Avrupa’nın dört ağır topu Kiev’de buluştu. Merz, Macron, Starmer ve Tusk’un Ukrayna’ya yaptığı ortak ziyaret, sadece diplomatik bir jest değil; aynı zamanda Avrupa’nın savaşın yönünü etkileme iradesinin sembolü.
Şevket Dalboy Yazdı… Jeopolitik hamle
Ukrayna’da iki yılı aşkın süredir süregelen savaşın gölgesinde, Avrupa’nın dört büyük lideri ilk kez Kiev’de aynı masa etrafında buluştu. Almanya Başbakanı Friedrich Merz, Fransa Cumhurbaşkanı Emmanuel Macron, İngiltere Başbakanı Keir Starmer ve Polonya Başbakanı Donald Tusk’un gerçekleştirdiği ziyaret, savaş yorgunu Ukrayna için sembolik bir moralden fazlasını vaat ediyor.
Kiev’e trenle gelen liderlerin duruşu, 1940’ların savaş diplomasisinden bir kesiti andırıyor. O dönemlerde savaş alanında yalnız bırakılan başkentler, ancak büyük güçlerin masaya oturmasıyla kaderlerini tayin edebilmişti. Bugün de benzer bir tablo yaşanıyor. Ancak bu kez tablo, Avrupa’nın kendi geleceğini Ukrayna’nın sınırlarında savunma kararlılığıyla örülüyor.
Ateşkes Diplomasisi ve Yaptırım Tehdidi
Ziyaretin merkezinde, ABD ile koordineli biçimde hazırlanan 30 günlük ateşkes önerisi yer alıyor. Rusya’nın bu öneriye sıcak bakmaması hâlinde, Avrupa Birliği ve İngiltere, Moskova’ya yönelik yaptırımların sertleştirileceği mesajını açıkça verdi. Siyasi mesaj şu: “Ateşkesi kabul et, ya da ekonomik kuşatmaya hazır ol.”

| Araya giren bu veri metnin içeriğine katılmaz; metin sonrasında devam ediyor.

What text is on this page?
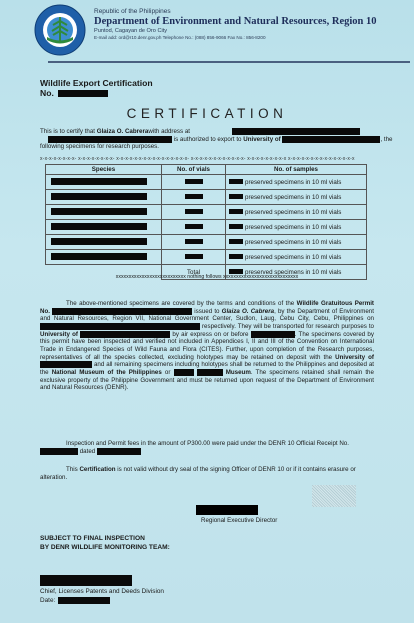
Republic of the Philippines
Department of Environment and Natural Resources, Region 10
Puntod, Cagayan de Oro City
E-mail add: ord@r10.denr.gov.ph Telephone No.: (088) 856-9066 Fax No.: 856-8200
Wildlife Export Certification
No.
CERTIFICATION
This is to certify that Glaiza O. Cabrerawith address at
is authorized to export to University of	, the
following specimens for research purposes.
x-x-x-x-x-x-x-x- x-x-x-x-x-x-x-x- x-x-x-x-x-x-x-x-x-x-x-x-x-x-x-x- x-x-x-x-x-x-x-x-x-x-x-x- x-x-x-x-x-x-x-x-x x-x-x-x-x-x-x-x-x-x-x-x-x-x-x
Species	No. of vials	No. of samples
		preserved specimens in 10 ml vials
		preserved specimens in 10 ml vials
		preserved specimens in 10 ml vials
		preserved specimens in 10 ml vials
		preserved specimens in 10 ml vials
		preserved specimens in 10 ml vials
	Total	preserved specimens in 10 ml vials
xxxxxxxxxxxxxxxxxxxxxxxxxxx nothing follows xxxxxxxxxxxxxxxxxxxxxxxxxxxxx
The above-mentioned specimens are covered by the terms and conditions of the Wildlife Gratuitous Permit No.	issued to Glaiza O. Cabrera, by the Department of Environment and Natural Resources, Region VII, National Government Center, Sudlon, Laug, Cebu City, Cebu, Philippines on  respectively. They will be transported for research purposes to University of	by air express on or before	. The specimens covered by this permit have been inspected and verified not included in Appendices I, II and III of the Convention on International Trade in Endangered Species of Wild Fauna and Flora (CITES). Further, upon completion of the Research purposes, representatives of all the species collected, excluding holotypes may be retained on deposit with the University of  and all remaining specimens including holotypes shall be returned to the Philippines and deposited at the National Museum of the Philippines or	Museum. The specimens retained shall remain the exclusive property of the Philippine Government and must be returned upon request of the Department of Environment and Natural Resources (DENR).
Inspection and Permit fees in the amount of P300.00 were paid under the DENR 10 Official Receipt No.  dated
This Certification is not valid without dry seal of the signing Officer of DENR 10 or if it contains erasure or alteration.
Regional Executive Director
SUBJECT TO FINAL INSPECTION
BY DENR WILDLIFE MONITORING TEAM:
Chief, Licenses Patents and Deeds Division
Date:
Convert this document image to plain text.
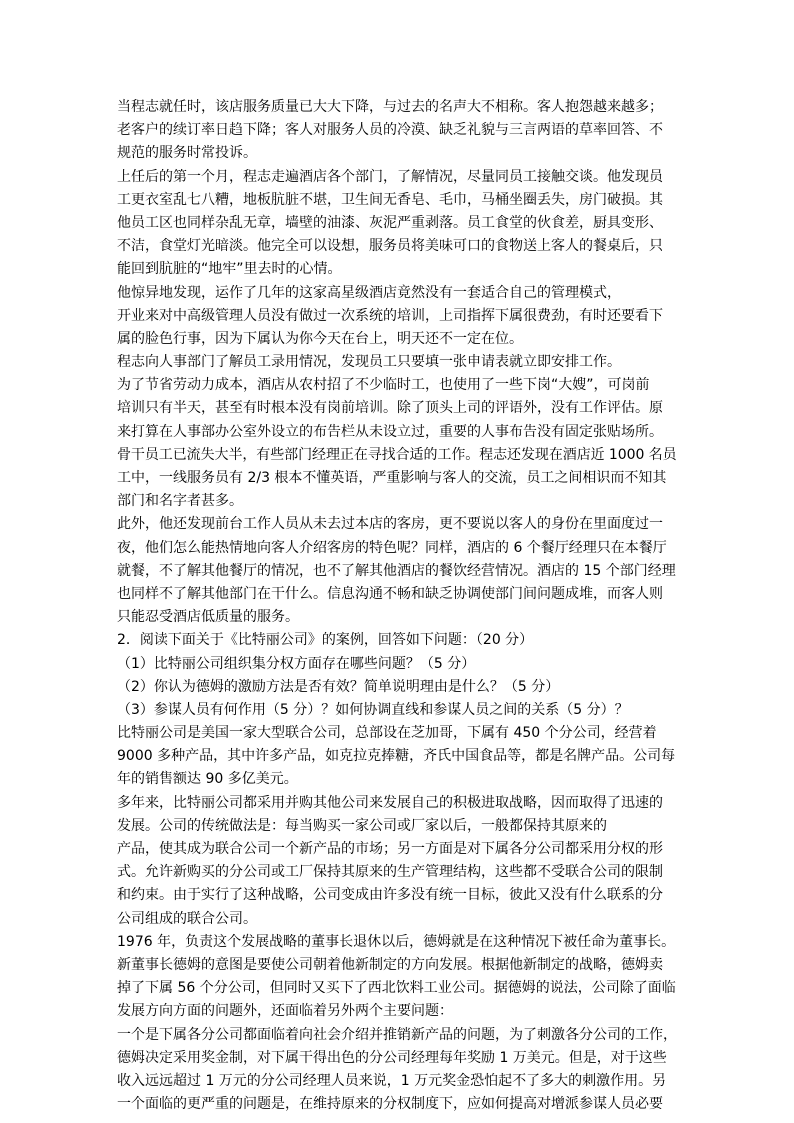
当程志就任时，该店服务质量已大大下降，与过去的名声大不相称。客人抱怨越来越多；
老客户的续订率日趋下降；客人对服务人员的冷漠、缺乏礼貌与三言两语的草率回答、不
规范的服务时常投诉。
上任后的第一个月，程志走遍酒店各个部门，了解情况，尽量同员工接触交谈。他发现员
工更衣室乱七八糟，地板肮脏不堪，卫生间无香皂、毛巾，马桶坐圈丢失，房门破损。其
他员工区也同样杂乱无章，墙壁的油漆、灰泥严重剥落。员工食堂的伙食差，厨具变形、
不洁，食堂灯光暗淡。他完全可以设想，服务员将美味可口的食物送上客人的餐桌后，只
能回到肮脏的“地牢”里去时的心情。
他惊异地发现，运作了几年的这家高星级酒店竟然没有一套适合自己的管理模式，
开业来对中高级管理人员没有做过一次系统的培训，上司指挥下属很费劲，有时还要看下
属的脸色行事，因为下属认为你今天在台上，明天还不一定在位。
程志向人事部门了解员工录用情况，发现员工只要填一张申请表就立即安排工作。
为了节省劳动力成本，酒店从农村招了不少临时工，也使用了一些下岗“大嫂”，可岗前
培训只有半天，甚至有时根本没有岗前培训。除了顶头上司的评语外，没有工作评估。原
来打算在人事部办公室外设立的布告栏从未设立过，重要的人事布告没有固定张贴场所。
骨干员工已流失大半，有些部门经理正在寻找合适的工作。程志还发现在酒店近 1000 名员
工中，一线服务员有 2/3 根本不懂英语，严重影响与客人的交流，员工之间相识而不知其
部门和名字者甚多。
此外，他还发现前台工作人员从未去过本店的客房，更不要说以客人的身份在里面度过一
夜，他们怎么能热情地向客人介绍客房的特色呢？同样，酒店的 6 个餐厅经理只在本餐厅
就餐，不了解其他餐厅的情况，也不了解其他酒店的餐饮经营情况。酒店的 15 个部门经理
也同样不了解其他部门在干什么。信息沟通不畅和缺乏协调使部门间问题成堆，而客人则
只能忍受酒店低质量的服务。
2．阅读下面关于《比特丽公司》的案例，回答如下问题：（20 分）
（1）比特丽公司组织集分权方面存在哪些问题？（5 分）
（2）你认为德姆的激励方法是否有效？简单说明理由是什么？（5 分）
（3）参谋人员有何作用（5 分）？如何协调直线和参谋人员之间的关系（5 分）？
比特丽公司是美国一家大型联合公司，总部设在芝加哥，下属有 450 个分公司，经营着
9000 多种产品，其中许多产品，如克拉克捧糖，齐氏中国食品等，都是名牌产品。公司每
年的销售额达 90 多亿美元。
多年来，比特丽公司都采用并购其他公司来发展自己的积极进取战略，因而取得了迅速的
发展。公司的传统做法是：每当购买一家公司或厂家以后，一般都保持其原来的
产品，使其成为联合公司一个新产品的市场；另一方面是对下属各分公司都采用分权的形
式。允许新购买的分公司或工厂保持其原来的生产管理结构，这些都不受联合公司的限制
和约束。由于实行了这种战略，公司变成由许多没有统一目标，彼此又没有什么联系的分
公司组成的联合公司。
1976 年，负责这个发展战略的董事长退休以后，德姆就是在这种情况下被任命为董事长。
新董事长德姆的意图是要使公司朝着他新制定的方向发展。根据他新制定的战略，德姆卖
掉了下属 56 个分公司，但同时又买下了西北饮料工业公司。据德姆的说法，公司除了面临
发展方向方面的问题外，还面临着另外两个主要问题：
一个是下属各分公司都面临着向社会介绍并推销新产品的问题，为了刺激各分公司的工作，
德姆决定采用奖金制，对下属干得出色的分公司经理每年奖励 1 万美元。但是，对于这些
收入远远超过 1 万元的分公司经理人员来说，1 万元奖金恐怕起不了多大的刺激作用。另
一个面临的更严重的问题是，在维持原来的分权制度下，应如何提高对增派参谋人员必要
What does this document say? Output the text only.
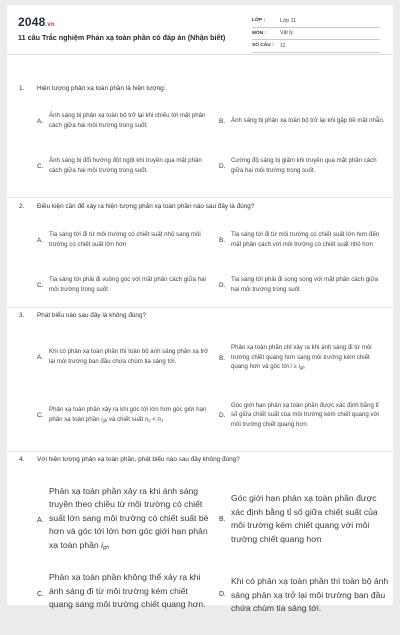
2048.vn
11 câu Trắc nghiệm Phản xạ toàn phần có đáp án (Nhận biết)
LỚP :	Lớp 11
MÔN :	Vật lý
SỐ CÂU :	11
1.	Hiện tượng phản xạ toàn phần là hiện tượng:
A.
Ánh sáng bị phản xạ toàn bộ trở lại khi chiếu tới mặt phân cách giữa hai môi trường trong suốt.
B. Ánh sáng bị phản xạ toàn bộ trở lại khi gặp bề mặt nhẵn.
C.
Ánh sáng bị đổi hướng đột ngột khi truyền qua mặt phân cách giữa hai môi trường trong suốt.
D.
Cường độ sáng bị giảm khi truyền qua mặt phân cách giữa hai môi trường trong suốt.
2.	Điều kiện cần để xảy ra hiện tượng phản xạ toàn phần nào sau đây là đúng?
A.
Tia sáng tới đi từ môi trường có chiết suất nhỏ sang môi trường có chiết suất lớn hơn
B.
Tia sáng tới đi từ môi trường có chiết suất lớn hơn đến mặt phân cách với môi trường có chiết suất nhỏ hơn
C.
Tia sáng tới phải đi vuông góc với mặt phân cách giữa hai môi trường trong suốt
D.
Tia sáng tới phải đi song song với mặt phân cách giữa hai môi trường trong suốt
3.	Phát biểu nào sau đây là không đúng?
A.
Khi có phản xạ toàn phần thì toàn bộ ánh sáng phản xạ trở lại môi trường ban đầu chứa chùm tia sáng tới.	B.
Phản xạ toàn phần chỉ xảy ra khi ánh sáng đi từ môi trường chiết quang hơn sang môi trường kém chiết quang hơn và góc tới $i \ge i_{gh}$
C.
Phản xạ toàn phần xảy ra khi góc tới lớn hơn góc giới hạn phản xạ toàn phần $i_{gh}$ và chiết suất $n_2 < n_1$
D.
Góc giới hạn phản xạ toàn phần được xác định bằng tỉ số giữa chiết suất của môi trường kém chiết quang với môi trường chiết quang hơn
4.	Với hiện tượng phản xạ toàn phần, phát biểu nào sau đây không đúng?
A.
Phản xạ toàn phần xảy ra khi ánh sáng truyền theo chiều từ môi trường có chiết suất lớn sang môi trường có chiết suất bé hơn và góc tới lớn hơn góc giới hạn phản xạ toàn phần igh
B.
Góc giới hạn phản xạ toàn phần được xác định bằng tỉ số giữa chiết suất của môi trường kém chiết quang với môi trường chiết quang hơn
C.
Phản xạ toàn phần không thể xảy ra khi ánh sáng đi từ môi trường kém chiết quang sang môi trường chiết quang hơn.
D.
Khi có phản xạ toàn phần thì toàn bộ ánh sáng phản xạ trở lại môi trường ban đầu chứa chùm tia sáng tới.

Bu çıkış, klasik diplomatik notaların ötesinde bir anlam taşıyor. Bu kez, Avrupa sadece arabulucu değil; sürece müdahil, yön tayin eden, kendi stratejik güvenliği için inisiyatif alan bir aktör.
Yeni Avrupa Güvenlik Mimarisine Doğru
Bu ziyaret, Avrupa’nın güvenlik mimarisinde dönüşüme giden yolu da işaret ediyor. NATO’nun dışında gelişen bu dörtlü inisiyatif, kıtanın kendi özerk güvenlik reflekslerini güçlendirme arayışında olduğunu gösteriyor. Bir anlamda, Brüksel bürokrasisinin donukluğuna karşılık, başkentler diplomatik reflekslerini tazeledi.
Almanya Başbakanı Merz’in Bild gazetesine verdiği demeçte “Rusya ateşkesi reddederse bedelini öder” ifadesi, Almanya’nın pasif dış politika geleneğinden sıyrılarak daha aktif bir pozisyon aldığının işareti. İngiltere Başbakanı Starmer ise “Ukrayna’nın yanında sonuna kadar duracağız” sözleriyle, Brexit sonrası Avrupa ilişkilerinde bir yeniden yakınlaşmanın zeminini hazırlıyor.
Kremlin’in Direnci ve Barışın Zorlayıcı Mimarisi
Kremlin Sözcüsü Dimitri Peskov’un, “Ateşkes Ukrayna’ya avantaj sağlar” şeklindeki açıklaması, Rusya’nın halen askeri üstünlük psikolojisiyle hareket ettiğini gösteriyor. Ancak bu tutum, barış zeminini sabote eden stratejik bir dirençtir. Putin’in kısa süreli ateşkesi bir “zafer gösterisi” haline getirme çabası da Kiev tarafından “sahne” olarak yorumlanıyor.
Siyasetin Yeni Satranç Tahtası
Bu ziyaret, Avrupa siyasetinin bir turnusol kağıdı niteliğinde. Zira bu dörtlü, yalnızca savaşın değil, aynı zamanda uluslararası sistemde güç dengesinin yeniden kurulduğu bir dönemde, nerede durduğunu ilan etmiş oldu. Kiev, bu bağlamda sadece bir başkent değil; Avrupa’nın değerlerini, güvenliğini ve siyasal birliğini yeniden tanımladığı yeni bir satranç tahtasına dönüştü.
Avrupa’nın geçmişte Balkanlar’da gösterdiği gecikmeli tepki, bugün Ukrayna’da daha proaktif bir müdahaleye dönüşüyor. Ancak sorulması gereken soru şu: Dış politikanın satranç ustaları, bu kez mat olmayacak bir stratejiyle mi oynuyor?